Il y a une chose que l’on oublie parfois avec l’affaire Dreyfus : c’est qu’elle dure longtemps. Divisant la France à l’orée du XXe siècle, elle survit à trois présidents de la République, et une dizaine de présidences du Conseil. Ce n’est pas une “polémique” qui vient et qui s’en va, comme une démangeaison, mais un épisode long et fondateur, qui se joue sous les yeux du monde, tant la presse étrangère en est friande. “Un pays qui se déchire pour sauver l’honneur d’un petit officier juif est un pays où il faut aller rapidement”, avait coutume de dire le grand-père d’Emmanuel Levinas, en roulant les r depuis sa Lituanie natale.

Pour beaucoup de juifs de l’Est rêvant de quitter leurs contrées menaçantes, la France devient alors “la patrie de Zola”. Son “J’accuse” publié par L’Aurore, titré par Clemenceau, connaît un retentissement mondial. Avant, déjà, l’écrivain avait troussé des textes magnifiques, charriant les multiples dimensions de l’affaire naissante. Dans sa Lettre à la jeunesse, le 14 novembre 1897 : “Des jeunes gens antisémites, ça existe donc, cela ? Il existe donc des cerveaux neufs, des âmes neuves, que cet imbécile poison a déséquilibrés ?” Dans sa Lettre à la France, quelques jours plus tard : “France, réveille-toi, songe à ta gloire. Comment est-il possible que ta bourgeoisie libérale et ton peuple émancipé ne voient pas, dans cette crise, à quelle aberration on les jette ?” Lors de son procès, enfin, en février 1898, l’écrivain exhortera à dépasser le cas particulier, pour voir la question de principe : “Il n’y a plus d’affaire Dreyfus, il s’agit désormais de savoir si la France est encore la France des droits de l’homme, celle qui a donné la liberté au monde et qui devait lui donner la justice. […] L’heure est d’une gravité exceptionnelle, il s’agit du salut de la nation.”

Les mots de Zola, de Péguy, de Clemenceau, de Proust, de Blum ou d’Anatole France affrontent ceux de Maurras, de Barrès, de Daudet ou de Drumont. Le vieux peuple politique s’enflamme. A gauche, Jean Jaurès – pourtant fort peu philosémite – a joint le camp des dreyfusards. Dans un rassemblement à Lille qui l’oppose à Jules Guesde en novembre 1900, le député de Carmaux plaide pour que les socialistes cessent de considérer l’affaire comme une querelle interne à la bourgeoisie : “C’est le devoir des socialistes, quand la liberté républicaine est en jeu, quand la liberté intellectuelle est en jeu, quand la liberté de conscience est menacée, quand les vieux préjugés qui ressuscitent les haines de races et les atroces querelles religieuses des siècles passés paraissent renaître, c’est le devoir du prolétariat socialiste de marcher avec celle des fractions bourgeoises qui ne veut pas revenir en arrière. […] C’est Marx lui-même qui a écrit cette parole admirable de netteté : “Nous, socialistes révolutionnaires, nous sommes avec le prolétariat contre la bourgeoisie et avec la bourgeoisie contre les hobereaux et les prêtres.”

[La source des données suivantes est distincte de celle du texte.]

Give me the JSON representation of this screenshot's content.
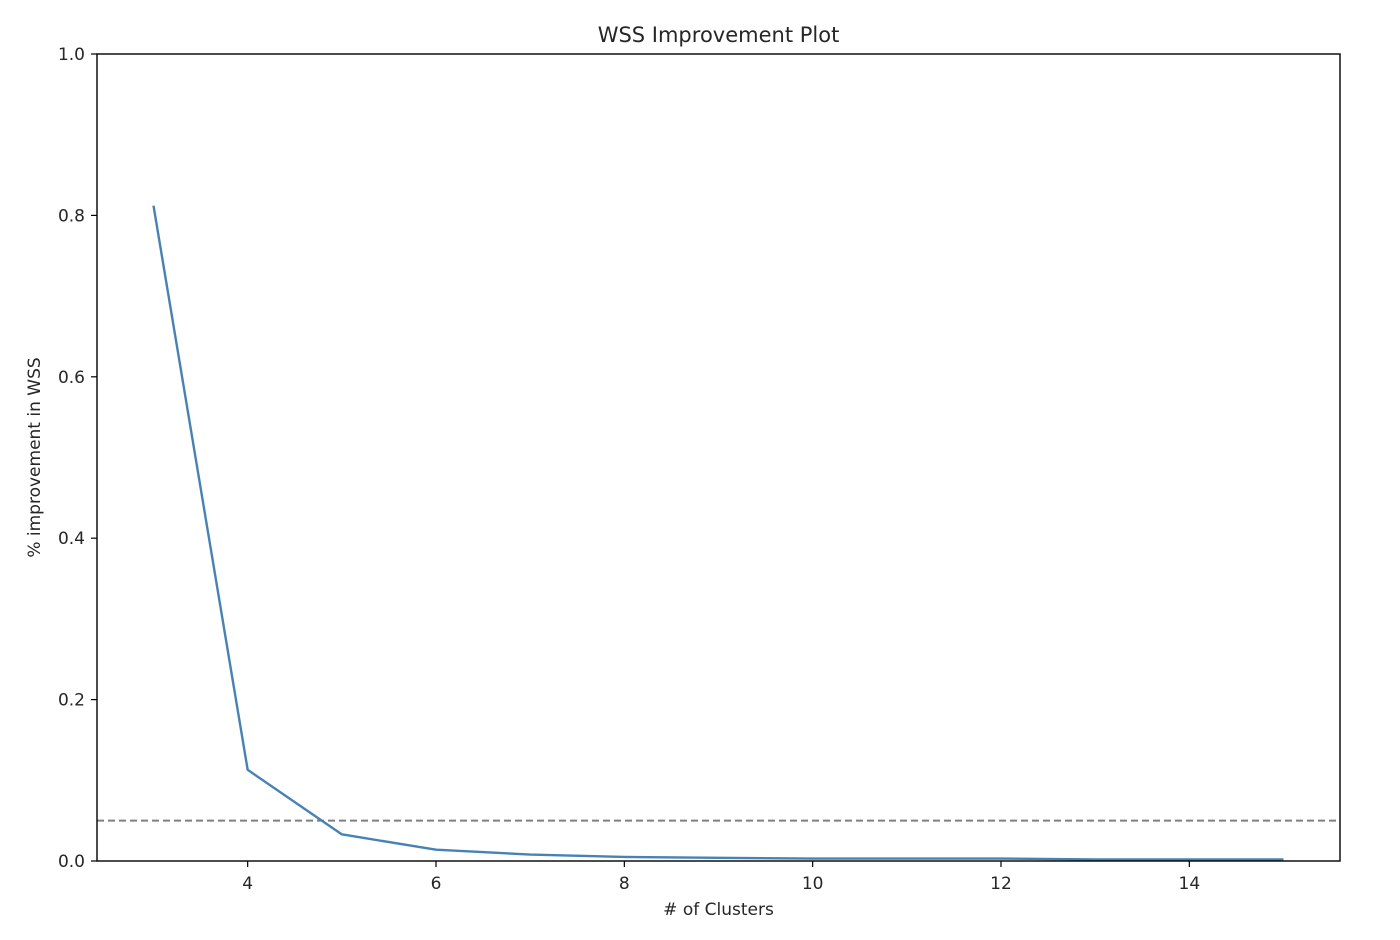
{
  "chart_data": {
    "type": "line",
    "title": "WSS Improvement Plot",
    "xlabel": "# of Clusters",
    "ylabel": "% improvement in WSS",
    "xlim": [
      2.4,
      15.6
    ],
    "ylim": [
      0.0,
      1.0
    ],
    "xticks": [
      4,
      6,
      8,
      10,
      12,
      14
    ],
    "xtick_labels": [
      "4",
      "6",
      "8",
      "10",
      "12",
      "14"
    ],
    "yticks": [
      0.0,
      0.2,
      0.4,
      0.6,
      0.8,
      1.0
    ],
    "ytick_labels": [
      "0.0",
      "0.2",
      "0.4",
      "0.6",
      "0.8",
      "1.0"
    ],
    "grid": false,
    "series": [
      {
        "color": "#4682b4",
        "x": [
          3,
          4,
          5,
          6,
          7,
          8,
          9,
          10,
          11,
          12,
          13,
          14,
          15
        ],
        "y": [
          0.812,
          0.113,
          0.033,
          0.014,
          0.008,
          0.005,
          0.004,
          0.003,
          0.003,
          0.003,
          0.002,
          0.002,
          0.002
        ]
      }
    ],
    "reference_line": {
      "y": 0.05,
      "style": "dashed",
      "color": "#808080"
    }
  }
}
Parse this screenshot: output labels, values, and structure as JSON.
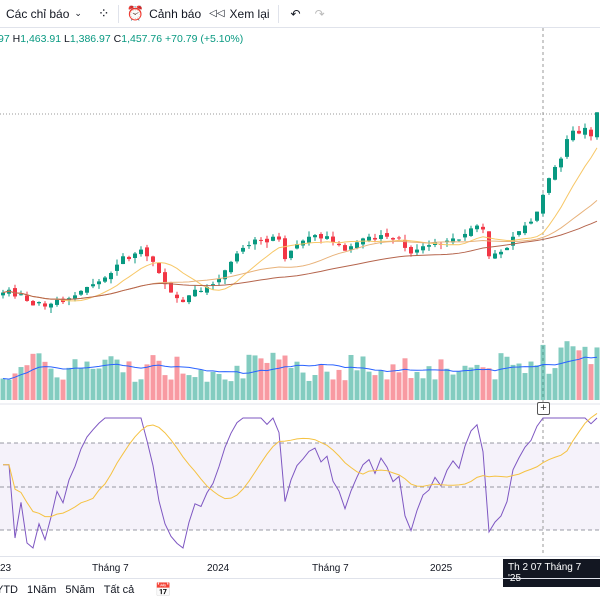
{
  "toolbar": {
    "indicators": "Các chỉ báo",
    "alert": "Cảnh báo",
    "replay": "Xem lại"
  },
  "ohlc": {
    "open_tail": "97",
    "h_label": "H",
    "high": "1,463.91",
    "l_label": "L",
    "low": "1,386.97",
    "c_label": "C",
    "close": "1,457.76",
    "change": "+70.79 (+5.10%)"
  },
  "time_axis": {
    "labels": [
      "23",
      "Tháng 7",
      "2024",
      "Tháng 7",
      "2025"
    ],
    "cursor": "Th 2 07 Tháng 7 '25"
  },
  "ranges": [
    "YTD",
    "1Năm",
    "5Năm",
    "Tất cả"
  ],
  "colors": {
    "up": "#089981",
    "down": "#f23645",
    "ma_short": "#f7c766",
    "ma_long": "#b5654d",
    "volume_ma": "#2962ff",
    "rsi": "#7e57c2",
    "rsi_ma": "#f5c242"
  },
  "chart_data": {
    "type": "candlestick",
    "closes": [
      1135,
      1140,
      1128,
      1132,
      1120,
      1112,
      1118,
      1110,
      1115,
      1122,
      1118,
      1125,
      1130,
      1138,
      1145,
      1150,
      1155,
      1162,
      1170,
      1185,
      1200,
      1195,
      1205,
      1212,
      1200,
      1190,
      1170,
      1150,
      1135,
      1125,
      1118,
      1130,
      1140,
      1138,
      1145,
      1150,
      1160,
      1175,
      1190,
      1205,
      1215,
      1220,
      1230,
      1228,
      1225,
      1235,
      1230,
      1195,
      1210,
      1222,
      1228,
      1235,
      1238,
      1232,
      1236,
      1225,
      1220,
      1210,
      1218,
      1225,
      1232,
      1235,
      1230,
      1238,
      1235,
      1230,
      1232,
      1215,
      1205,
      1212,
      1218,
      1220,
      1225,
      1222,
      1228,
      1232,
      1230,
      1240,
      1250,
      1255,
      1248,
      1200,
      1205,
      1208,
      1215,
      1235,
      1245,
      1255,
      1262,
      1280,
      1310,
      1340,
      1360,
      1375,
      1410,
      1425,
      1420,
      1430,
      1415,
      1458
    ],
    "price_range": [
      1050,
      1480
    ],
    "rsi_levels": [
      70,
      50,
      30
    ]
  }
}
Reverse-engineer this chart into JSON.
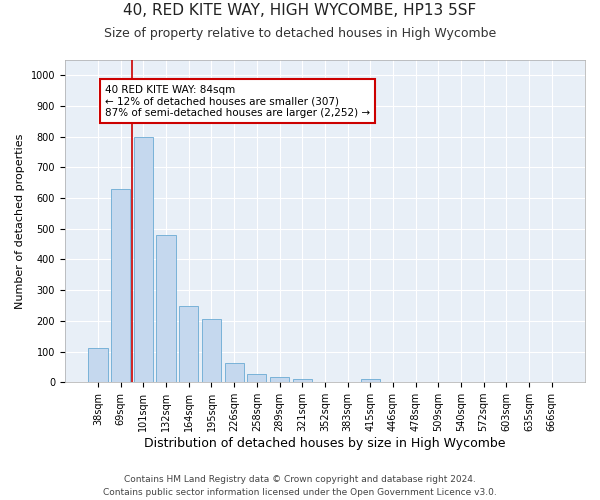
{
  "title1": "40, RED KITE WAY, HIGH WYCOMBE, HP13 5SF",
  "title2": "Size of property relative to detached houses in High Wycombe",
  "xlabel": "Distribution of detached houses by size in High Wycombe",
  "ylabel": "Number of detached properties",
  "categories": [
    "38sqm",
    "69sqm",
    "101sqm",
    "132sqm",
    "164sqm",
    "195sqm",
    "226sqm",
    "258sqm",
    "289sqm",
    "321sqm",
    "352sqm",
    "383sqm",
    "415sqm",
    "446sqm",
    "478sqm",
    "509sqm",
    "540sqm",
    "572sqm",
    "603sqm",
    "635sqm",
    "666sqm"
  ],
  "values": [
    110,
    630,
    800,
    480,
    250,
    205,
    62,
    28,
    18,
    10,
    0,
    0,
    10,
    0,
    0,
    0,
    0,
    0,
    0,
    0,
    0
  ],
  "bar_color": "#c5d8ee",
  "bar_edge_color": "#6aaad4",
  "redline_x": 1.5,
  "annotation_line1": "40 RED KITE WAY: 84sqm",
  "annotation_line2": "← 12% of detached houses are smaller (307)",
  "annotation_line3": "87% of semi-detached houses are larger (2,252) →",
  "annotation_box_color": "#ffffff",
  "annotation_box_edge": "#cc0000",
  "redline_color": "#cc0000",
  "ylim": [
    0,
    1050
  ],
  "yticks": [
    0,
    100,
    200,
    300,
    400,
    500,
    600,
    700,
    800,
    900,
    1000
  ],
  "footer1": "Contains HM Land Registry data © Crown copyright and database right 2024.",
  "footer2": "Contains public sector information licensed under the Open Government Licence v3.0.",
  "plot_bg_color": "#e8eff7",
  "title1_fontsize": 11,
  "title2_fontsize": 9,
  "xlabel_fontsize": 9,
  "ylabel_fontsize": 8,
  "tick_fontsize": 7,
  "annot_fontsize": 7.5,
  "footer_fontsize": 6.5
}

“Le véritable acte de naissance de la République”

L’examen minutieux et douloureux auquel la nation s’est astreinte pendant douze ans a pris la tournure dont on fait l’Histoire. “Avec cette affaire somme toute assez simple, la République est passée d’un régime politique de faits – dotés de règles de fonctionnement – au régime des principes, résume pour L’Express l’historien et philosophe Marcel Gauchet. Ce en quoi l’on peut dire que l’affaire Dreyfus est le véritable acte de naissance de la République.”

Cent vingt ans après la Révolution française, qui fit de notre pays le premier à accorder des droits civiques complets aux juifs, la République faisait du cas d’Alfred Dreyfus sa question de principe existentielle, devant les yeux du monde – lors du seul procès de Rennes à l’été 1899, les accréditations révèlent la présence de 8 journaux allemands, 15 britanniques, 9 italiens, 12 américains, 4 espagnols, 2 luxembourgeois, 7 belges, 4 autrichiens, 1 argentin, 1 monégasque, 2 norvégiens, 4 néerlandais, 2 hongrois, 7 russes, 1 polonais, 2 suédois, ou encore 3 suisses…

Aujourd’hui, à l’heure où pas une synagogue, pas une école confessionnelle, ne peut se passer des sentinelles de l’armée pour sa sécurité, la question hante de nombreux Français juifs, jusque dans leur sommeil ou leurs projets d’avenir : la France a-t-elle encore quelque chose à dire au monde sur la question de l’antisémitisme ?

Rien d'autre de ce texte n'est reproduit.